Wells, one of four players obtained in the July 30 trade with the Tigers for Doug Fister and David Pauley, was scratched from Saturday's contest shortly before game time and didn't play again Sunday.

After a hot start with Seattle, he's just 3-for-45 since Aug. 22, though he did hit a home run in his last game Friday against the Rangers.

Smoak injured a groin muscle running the bases on Wednesday but did some pregame work Sunday and "hopefully will be able to be back in there [Monday]," according to manager Eric Wedge.

Ryan could be out several more days with tightness in his upper back and neck, the same problem that sidelined him on Wednesday against the Yankees after he was pulled from Tuesday's game.

"He's walking around like a mummy, if mummies can walk," said Wedge.

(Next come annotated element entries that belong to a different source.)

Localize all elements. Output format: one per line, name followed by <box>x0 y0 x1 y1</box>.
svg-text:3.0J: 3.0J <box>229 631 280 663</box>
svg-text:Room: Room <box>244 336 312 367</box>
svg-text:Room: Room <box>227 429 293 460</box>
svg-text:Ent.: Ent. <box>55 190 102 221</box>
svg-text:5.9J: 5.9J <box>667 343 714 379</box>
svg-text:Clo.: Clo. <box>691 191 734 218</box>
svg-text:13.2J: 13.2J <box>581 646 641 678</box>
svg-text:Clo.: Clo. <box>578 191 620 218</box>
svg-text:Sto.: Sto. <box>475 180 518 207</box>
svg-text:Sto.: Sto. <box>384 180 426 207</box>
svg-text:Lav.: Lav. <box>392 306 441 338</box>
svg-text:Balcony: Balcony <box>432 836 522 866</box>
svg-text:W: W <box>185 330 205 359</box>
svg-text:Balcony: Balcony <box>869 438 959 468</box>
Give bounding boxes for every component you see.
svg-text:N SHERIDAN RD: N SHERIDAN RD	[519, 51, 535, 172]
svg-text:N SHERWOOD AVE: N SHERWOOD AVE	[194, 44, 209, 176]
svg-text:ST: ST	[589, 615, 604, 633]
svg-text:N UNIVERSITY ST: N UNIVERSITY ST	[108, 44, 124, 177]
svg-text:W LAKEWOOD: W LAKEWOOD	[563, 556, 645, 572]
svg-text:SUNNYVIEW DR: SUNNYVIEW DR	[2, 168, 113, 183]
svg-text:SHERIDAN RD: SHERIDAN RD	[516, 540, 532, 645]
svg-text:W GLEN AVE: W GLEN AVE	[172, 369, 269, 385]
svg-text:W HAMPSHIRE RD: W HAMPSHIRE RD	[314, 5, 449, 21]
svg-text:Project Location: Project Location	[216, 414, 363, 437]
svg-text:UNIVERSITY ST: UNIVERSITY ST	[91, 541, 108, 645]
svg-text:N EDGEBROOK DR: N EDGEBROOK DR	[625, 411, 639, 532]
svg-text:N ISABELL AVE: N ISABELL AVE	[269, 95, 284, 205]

Wedge feels the late run of health problems is a sign that many of the young players need to get themselves in better shape for the long haul of a Major League season.

"A lot of these guys are going to have to do better in the offseason," he said. "We're going to have a lot of discussions with a lot of these guys on the work and the time and effort and discipline they're going to have to commit to to be able to come out here and play 150 games."

With 15 rookies on the roster, some of that is just getting used to the longer season.

"It is part of the process," Wedge said. "Everybody can talk about it all they want, but until you go through it and live it and feel it mentally, physically, emotionally, it's hard to really understand and appreciate.

"That's why we've got to keep running these guys out there, so they can feel just how much harder it is today and yesterday or next week vs. today."

Wedge will meet with each player before season's end to discuss their offseason work program.

"I've got a clear view of everybody with regard to what I want them to do this winter," he said. "Look what Mike Carp did with his body this offseason. You think that helped him this year? Are you kidding me? Things just don't happen by accident. We'll find out how bad they want it."